Beberapa kebutuhan ini meliputi:

(a) Investor. Investor dan penasihat berkepentingan dengan risiko yang melekat serta hasil pengembangan dari investasi yang mereka lakukan. Mereka membutuhkan informasi untuk membantu menentukan apakah harus membeli, menahan atau menjual investasi tersebut. Pemegang saham juga tertarik pada informasi yang memungkinkan mereka untuk menilai kemampuan entitas syariah untuk membayar dividen.

(b) Pemberi dana qardh. Pemberi dana qardh tertarik dengan informasi keuangan yang memungkinkan mereka untuk memutuskan apakah dana qardh dapat dibayar pada saat jatuh tempo.

(c) Pemilik dana syirkah temporer. Pemilik dana syirkah temporer yang berkepentingan akan informasi keuangan yang memungkinkan mereka untuk mengambil keputusan investasi dengan tingkat keuntungan yang bersaing dan aman.

(d) Pemilik dana titipan. Pemilik dana titipan tertarik dengan informasi keuangan yang memungkinkan mereka untuk memutuskan apakah dana titipan dapat diambil setiap saat.

(e) Pembayar dan penerima zakat, infak, sedekah, dan wakaf. Pembayar dan penerima zakat, infak, sedekah dan wakaf, serta mereka yang berkepentingan akan informasi mengenai sumber dan penyaluran dana tersebut.

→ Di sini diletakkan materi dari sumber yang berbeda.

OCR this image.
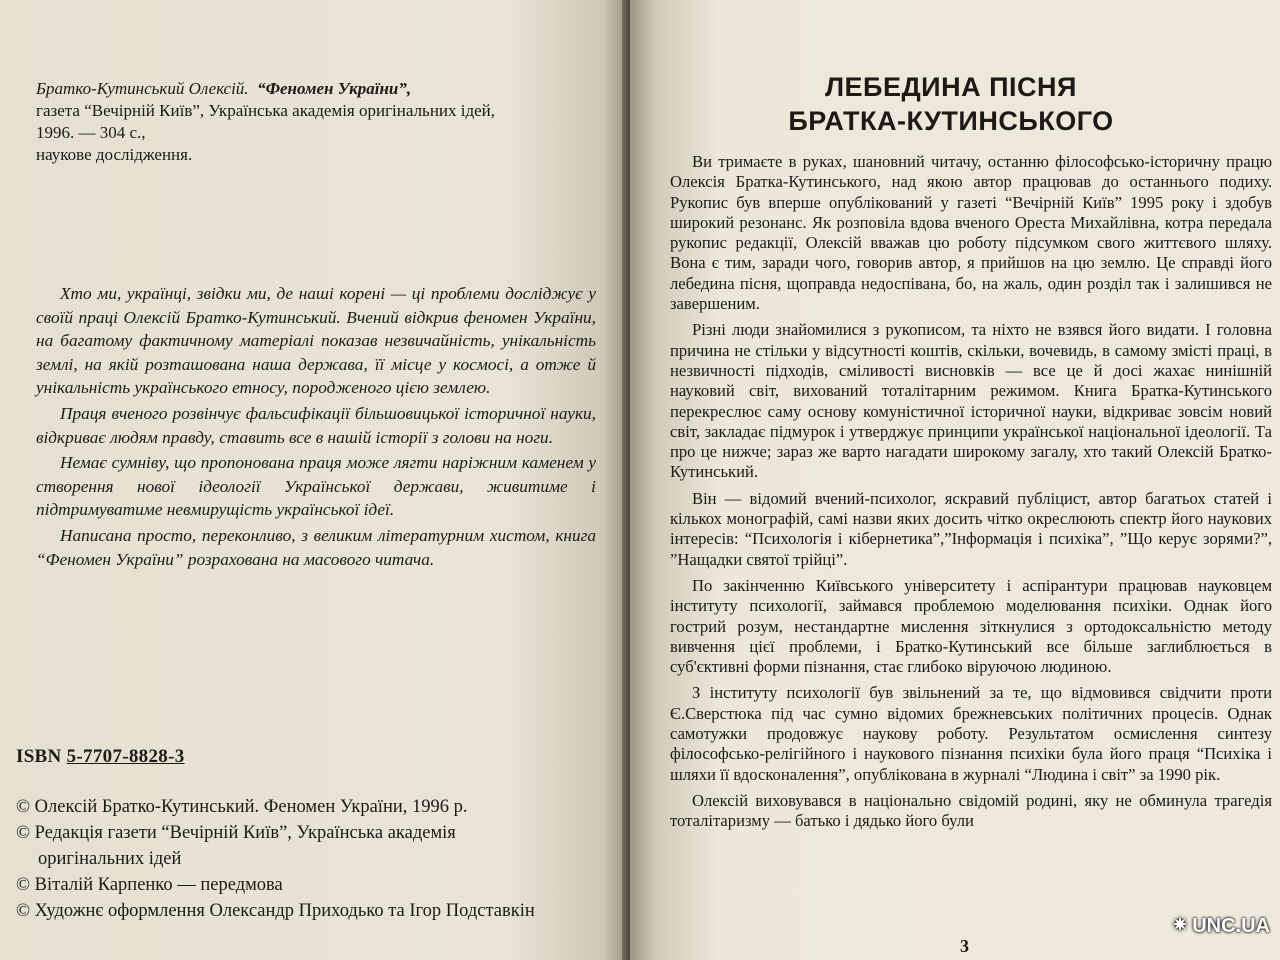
Братко-Кутинський Олексій. “Феномен України”,
газета “Вечірній Київ”, Українська академія оригінальних ідей,
1996. — 304 с.,
наукове дослідження.

Хто ми, українці, звідки ми, де наші корені — ці проблеми досліджує у своїй праці Олексій Братко-Кутинський. Вчений відкрив феномен України, на багатому фактичному матеріалі показав незвичайність, унікальність землі, на якій розташована наша держава, її місце у космосі, а отже й унікальність українського етносу, породженого цією землею.

Праця вченого розвінчує фальсифікації більшовицької історичної науки, відкриває людям правду, ставить все в нашій історії з голови на ноги.

Немає сумніву, що пропонована праця може лягти наріжним каменем у створення нової ідеології Української держави, живитиме і підтримуватиме невмирущість української ідеї.

Написана просто, переконливо, з великим літературним хистом, книга “Феномен України” розрахована на масового читача.

ISBN 5-7707-8828-3
© Олексій Братко-Кутинський. Феномен України, 1996 р.
© Редакція газети “Вечірній Київ”, Українська академія
оригінальних ідей
© Віталій Карпенко — передмова
© Художнє оформлення Олександр Приходько та Ігор Подставкін
ЛЕБЕДИНА ПІСНЯ
БРАТКА-КУТИНСЬКОГО

Ви тримаєте в руках, шановний читачу, останню філософсько-історичну працю Олексія Братка-Кутинського, над якою автор працював до останнього подиху. Рукопис був вперше опублікований у газеті “Вечірній Київ” 1995 року і здобув широкий резонанс. Як розповіла вдова вченого Ореста Михайлівна, котра передала рукопис редакції, Олексій вважав цю роботу підсумком свого життєвого шляху. Вона є тим, заради чого, говорив автор, я прийшов на цю землю. Це справді його лебедина пісня, щоправда недоспівана, бо, на жаль, один розділ так і залишився не завершеним.

Різні люди знайомилися з рукописом, та ніхто не взявся його видати. І головна причина не стільки у відсутності коштів, скільки, вочевидь, в самому змісті праці, в незвичності підходів, сміливості висновків — все це й досі жахає нинішній науковий світ, вихований тоталітарним режимом. Книга Братка-Кутинського перекреслює саму основу комуністичної історичної науки, відкриває зовсім новий світ, закладає підмурок і утверджує принципи української національної ідеології. Та про це нижче; зараз же варто нагадати широкому загалу, хто такий Олексій Братко-Кутинський.

Він — відомий вчений-психолог, яскравий публіцист, автор багатьох статей і кількох монографій, самі назви яких досить чітко окреслюють спектр його наукових інтересів: “Психологія і кібернетика”,”Інформація і психіка”, ”Що керує зорями?”, ”Нащадки святої трійці”.

По закінченню Київського університету і аспірантури працював науковцем інституту психології, займався проблемою моделювання психіки. Однак його гострий розум, нестандартне мислення зіткнулися з ортодоксальністю методу вивчення цієї проблеми, і Братко-Кутинський все більше заглиблюється в суб'єктивні форми пізнання, стає глибоко віруючою людиною.

З інституту психології був звільнений за те, що відмовився свідчити проти Є.Сверстюка під час сумно відомих брежневських політичних процесів. Однак самотужки продовжує наукову роботу. Результатом осмислення синтезу філософсько-релігійного і наукового пізнання психіки була його праця “Психіка і шляхи її вдосконалення”, опублікована в журналі “Людина і світ” за 1990 рік.

Олексій виховувався в національно свідомій родині, яку не обминула трагедія тоталітаризму — батько і дядько його були

3
✷ UNC.UA
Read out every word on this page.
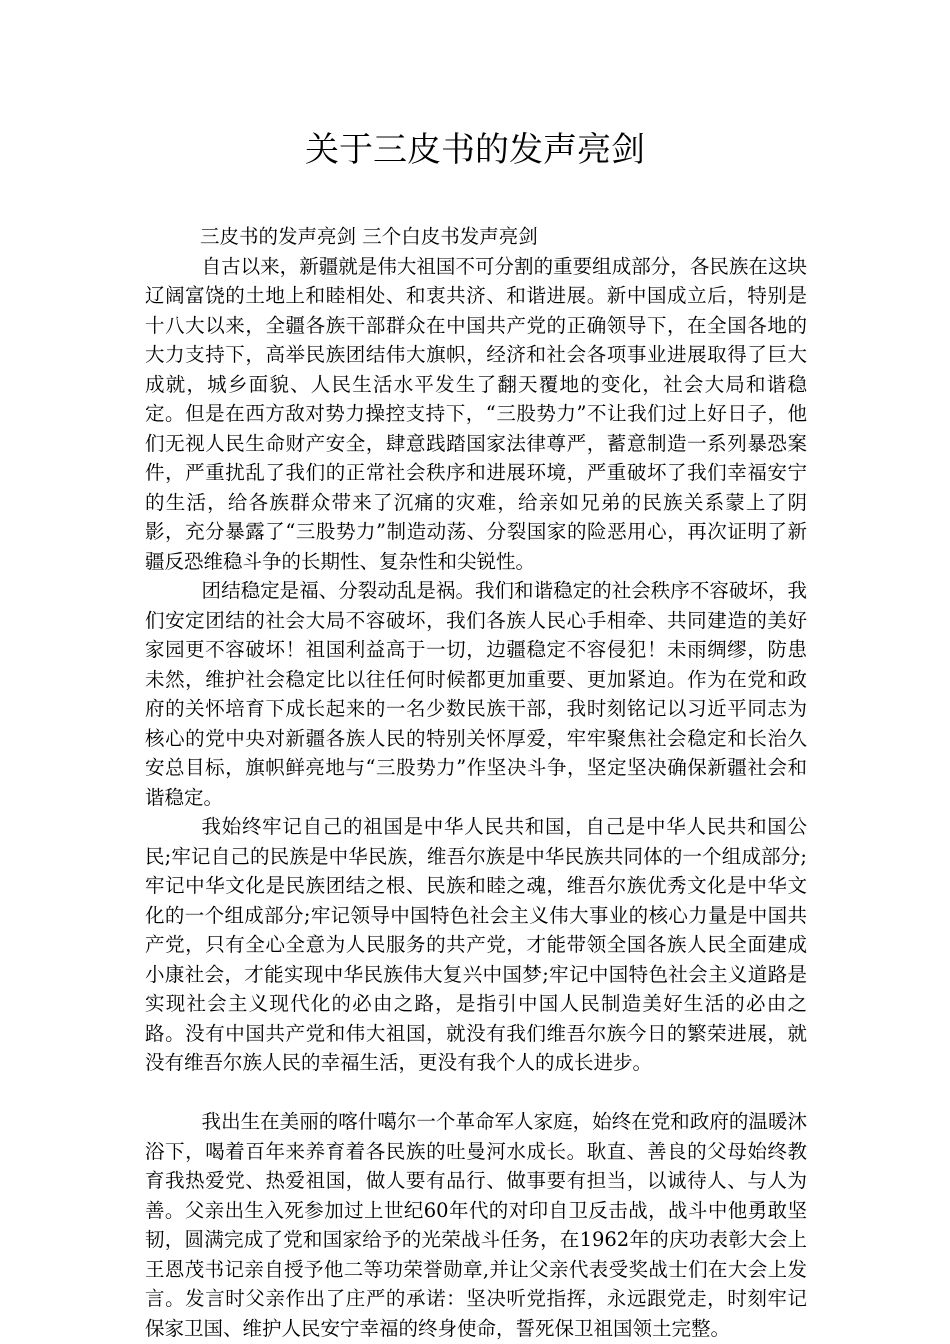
关于三皮书的发声亮剑

三皮书的发声亮剑 三个白皮书发声亮剑

自古以来，新疆就是伟大祖国不可分割的重要组成部分，各民族在这块辽阔富饶的土地上和睦相处、和衷共济、和谐进展。新中国成立后，特别是十八大以来，全疆各族干部群众在中国共产党的正确领导下，在全国各地的大力支持下，高举民族团结伟大旗帜，经济和社会各项事业进展取得了巨大成就，城乡面貌、人民生活水平发生了翻天覆地的变化，社会大局和谐稳定。但是在西方敌对势力操控支持下，“三股势力”不让我们过上好日子，他们无视人民生命财产安全，肆意践踏国家法律尊严，蓄意制造一系列暴恐案件，严重扰乱了我们的正常社会秩序和进展环境，严重破坏了我们幸福安宁的生活，给各族群众带来了沉痛的灾难，给亲如兄弟的民族关系蒙上了阴影，充分暴露了“三股势力”制造动荡、分裂国家的险恶用心，再次证明了新疆反恐维稳斗争的长期性、复杂性和尖锐性。

团结稳定是福、分裂动乱是祸。我们和谐稳定的社会秩序不容破坏，我们安定团结的社会大局不容破坏，我们各族人民心手相牵、共同建造的美好家园更不容破坏！祖国利益高于一切，边疆稳定不容侵犯！未雨绸缪，防患未然，维护社会稳定比以往任何时候都更加重要、更加紧迫。作为在党和政府的关怀培育下成长起来的一名少数民族干部，我时刻铭记以习近平同志为核心的党中央对新疆各族人民的特别关怀厚爱，牢牢聚焦社会稳定和长治久安总目标，旗帜鲜亮地与“三股势力”作坚决斗争，坚定坚决确保新疆社会和谐稳定。

我始终牢记自己的祖国是中华人民共和国，自己是中华人民共和国公民;牢记自己的民族是中华民族，维吾尔族是中华民族共同体的一个组成部分;牢记中华文化是民族团结之根、民族和睦之魂，维吾尔族优秀文化是中华文化的一个组成部分;牢记领导中国特色社会主义伟大事业的核心力量是中国共产党，只有全心全意为人民服务的共产党，才能带领全国各族人民全面建成小康社会，才能实现中华民族伟大复兴中国梦;牢记中国特色社会主义道路是实现社会主义现代化的必由之路，是指引中国人民制造美好生活的必由之路。没有中国共产党和伟大祖国，就没有我们维吾尔族今日的繁荣进展，就没有维吾尔族人民的幸福生活，更没有我个人的成长进步。

我出生在美丽的喀什噶尔一个革命军人家庭，始终在党和政府的温暖沐浴下，喝着百年来养育着各民族的吐曼河水成长。耿直、善良的父母始终教育我热爱党、热爱祖国，做人要有品行、做事要有担当，以诚待人、与人为善。父亲出生入死参加过上世纪60年代的对印自卫反击战，战斗中他勇敢坚韧，圆满完成了党和国家给予的光荣战斗任务，在1962年的庆功表彰大会上王恩茂书记亲自授予他二等功荣誉勋章,并让父亲代表受奖战士们在大会上发言。发言时父亲作出了庄严的承诺：坚决听党指挥，永远跟党走，时刻牢记保家卫国、维护人民安宁幸福的终身使命，誓死保卫祖国领土完整。
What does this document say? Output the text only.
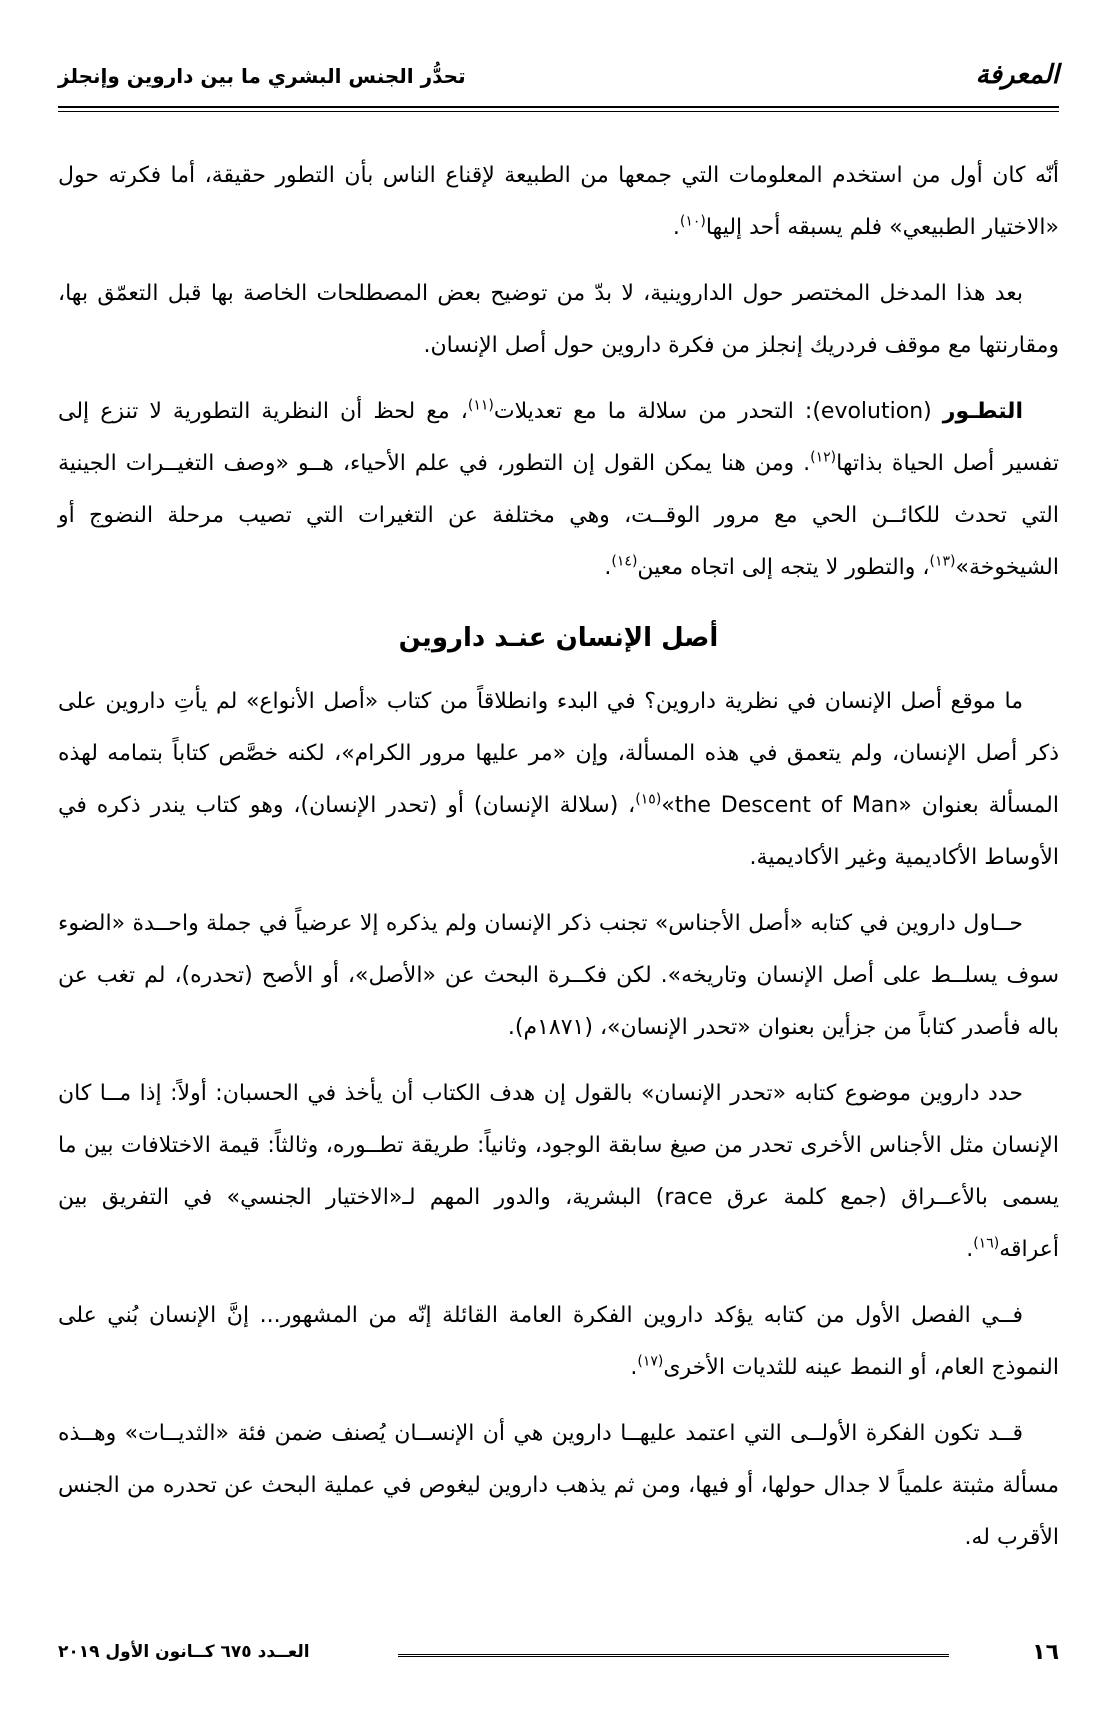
المعرفة
تحدُّر الجنس البشري ما بين داروين وإنجلز

أنّه كان أول من استخدم المعلومات التي جمعها من الطبيعة لإقناع الناس بأن التطور حقيقة، أما فكرته حول «الاختيار الطبيعي» فلم يسبقه أحد إليها$^{(١٠)}$.

بعد هذا المدخل المختصر حول الداروينية، لا بدّ من توضيح بعض المصطلحات الخاصة بها قبل التعمّق بها، ومقارنتها مع موقف فردريك إنجلز من فكرة داروين حول أصل الإنسان.

التطـور (evolution): التحدر من سلالة ما مع تعديلات$^{(١١)}$، مع لحظ أن النظرية التطورية لا تنزع إلى تفسير أصل الحياة بذاتها$^{(١٢)}$. ومن هنا يمكن القول إن التطور، في علم الأحياء، هــو «وصف التغيــرات الجينية التي تحدث للكائــن الحي مع مرور الوقــت، وهي مختلفة عن التغيرات التي تصيب مرحلة النضوج أو الشيخوخة»$^{(١٣)}$، والتطور لا يتجه إلى اتجاه معين$^{(١٤)}$.

أصل الإنسان عنـد داروين

ما موقع أصل الإنسان في نظرية داروين؟ في البدء وانطلاقاً من كتاب «أصل الأنواع» لم يأتِ داروين على ذكر أصل الإنسان، ولم يتعمق في هذه المسألة، وإن «مر عليها مرور الكرام»، لكنه خصَّص كتاباً بتمامه لهذه المسألة بعنوان «the Descent of Man»$^{(١٥)}$، (سلالة الإنسان) أو (تحدر الإنسان)، وهو كتاب يندر ذكره في الأوساط الأكاديمية وغير الأكاديمية.

حــاول داروين في كتابه «أصل الأجناس» تجنب ذكر الإنسان ولم يذكره إلا عرضياً في جملة واحــدة «الضوء سوف يسلــط على أصل الإنسان وتاريخه». لكن فكــرة البحث عن «الأصل»، أو الأصح (تحدره)، لم تغب عن باله فأصدر كتاباً من جزأين بعنوان «تحدر الإنسان»، (١٨٧١م).

حدد داروين موضوع كتابه «تحدر الإنسان» بالقول إن هدف الكتاب أن يأخذ في الحسبان: أولاً: إذا مــا كان الإنسان مثل الأجناس الأخرى تحدر من صيغ سابقة الوجود، وثانياً: طريقة تطــوره، وثالثاً: قيمة الاختلافات بين ما يسمى بالأعــراق (جمع كلمة عرق race) البشرية، والدور المهم لـ«الاختيار الجنسي» في التفريق بين أعراقه$^{(١٦)}$.

فــي الفصل الأول من كتابه يؤكد داروين الفكرة العامة القائلة إنّه من المشهور... إنَّ الإنسان بُني على النموذج العام، أو النمط عينه للثديات الأخرى$^{(١٧)}$.

قــد تكون الفكرة الأولــى التي اعتمد عليهــا داروين هي أن الإنســان يُصنف ضمن فئة «الثديــات» وهــذه مسألة مثبتة علمياً لا جدال حولها، أو فيها، ومن ثم يذهب داروين ليغوص في عملية البحث عن تحدره من الجنس الأقرب له.

١٦
العــدد ٦٧٥ كــانون الأول ٢٠١٩
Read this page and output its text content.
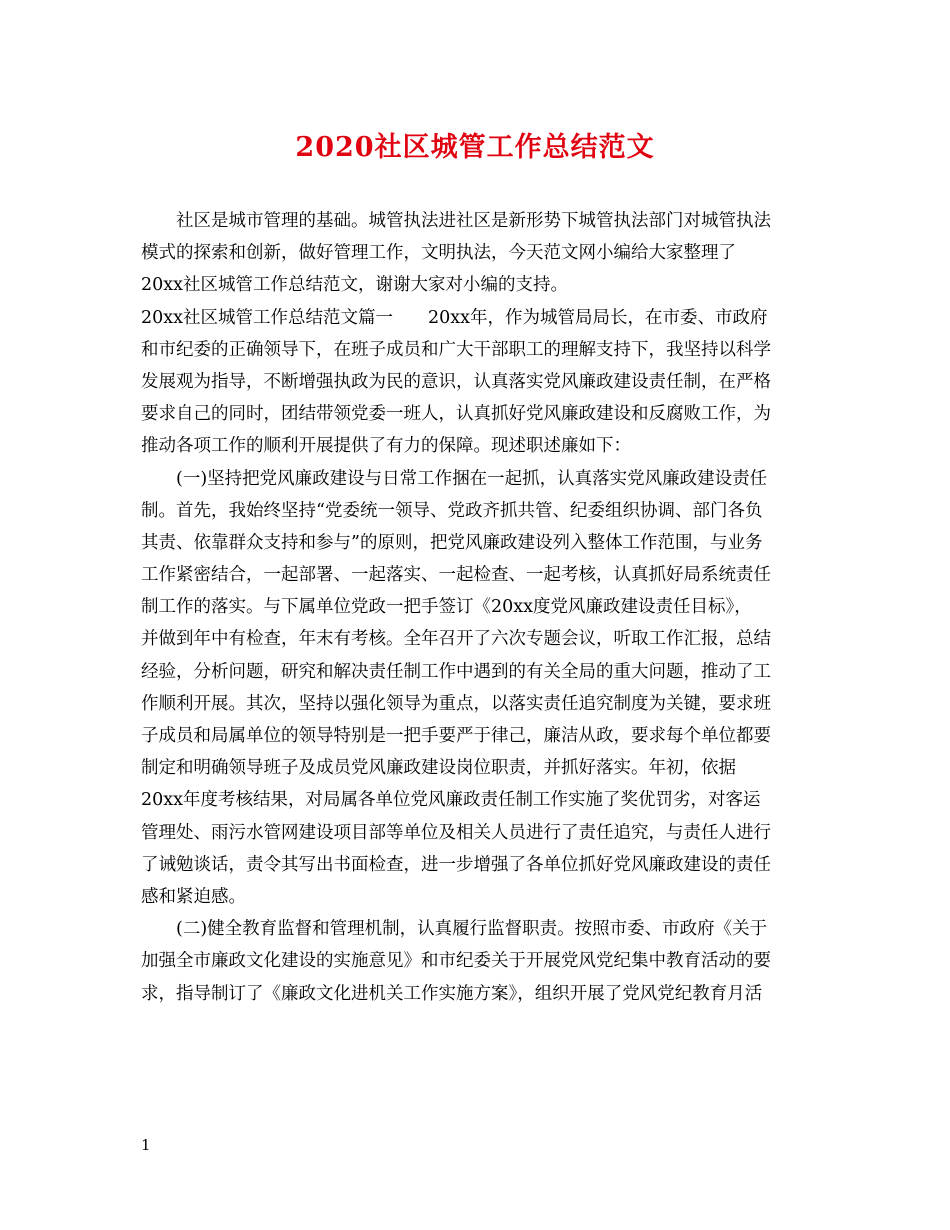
2020社区城管工作总结范文
社区是城市管理的基础。城管执法进社区是新形势下城管执法部门对城管执法
模式的探索和创新，做好管理工作，文明执法，今天范文网小编给大家整理了
20xx社区城管工作总结范文，谢谢大家对小编的支持。
20xx社区城管工作总结范文篇一　　20xx年，作为城管局局长，在市委、市政府
和市纪委的正确领导下，在班子成员和广大干部职工的理解支持下，我坚持以科学
发展观为指导，不断增强执政为民的意识，认真落实党风廉政建设责任制，在严格
要求自己的同时，团结带领党委一班人，认真抓好党风廉政建设和反腐败工作，为
推动各项工作的顺利开展提供了有力的保障。现述职述廉如下：
(一)坚持把党风廉政建设与日常工作捆在一起抓，认真落实党风廉政建设责任
制。首先，我始终坚持“党委统一领导、党政齐抓共管、纪委组织协调、部门各负
其责、依靠群众支持和参与”的原则，把党风廉政建设列入整体工作范围，与业务
工作紧密结合，一起部署、一起落实、一起检查、一起考核，认真抓好局系统责任
制工作的落实。与下属单位党政一把手签订《20xx度党风廉政建设责任目标》，
并做到年中有检查，年末有考核。全年召开了六次专题会议，听取工作汇报，总结
经验，分析问题，研究和解决责任制工作中遇到的有关全局的重大问题，推动了工
作顺利开展。其次，坚持以强化领导为重点，以落实责任追究制度为关键，要求班
子成员和局属单位的领导特别是一把手要严于律己，廉洁从政，要求每个单位都要
制定和明确领导班子及成员党风廉政建设岗位职责，并抓好落实。年初，依据
20xx年度考核结果，对局属各单位党风廉政责任制工作实施了奖优罚劣，对客运
管理处、雨污水管网建设项目部等单位及相关人员进行了责任追究，与责任人进行
了诫勉谈话，责令其写出书面检查，进一步增强了各单位抓好党风廉政建设的责任
感和紧迫感。
(二)健全教育监督和管理机制，认真履行监督职责。按照市委、市政府《关于
加强全市廉政文化建设的实施意见》和市纪委关于开展党风党纪集中教育活动的要
求，指导制订了《廉政文化进机关工作实施方案》，组织开展了党风党纪教育月活
1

(f ) Pengawas syariah. Pengawas syariah yang berkepentingan dengan informasi tentang kepatuhan pengelola bank akan prinsip syariah.

(g) Karyawan. Karyawan dan kelompok-kelompok yang mewakili mereka tertarik pada informasi mengenai stabilitas dan profitabilitas entitas syariah. Mereka juga tertarik dengan informasi yang memungkinkan mereka untuk menilai kemampuan entitas syariah dalam memberikan balas jasa, manfaat pensiun dan kesempatan kerja.

(h) Pemasok dan mitra usaha lainnya. Pemasok dan mitra usaha lainnya tertarik dengan informasi yang memungkinkan mereka untuk memutuskan apakah jumlah yang terutang akan dibayar pada saat jatuh tempo. Mitra usaha berkepentingan pada entitas syariah dalam tenggang waktu yang lebih pendek daripada pemberi pinjaman qardh kecuali kalau sebagai pelanggan utama mereka tergantung pada kelangsungan hidup entitas syariah.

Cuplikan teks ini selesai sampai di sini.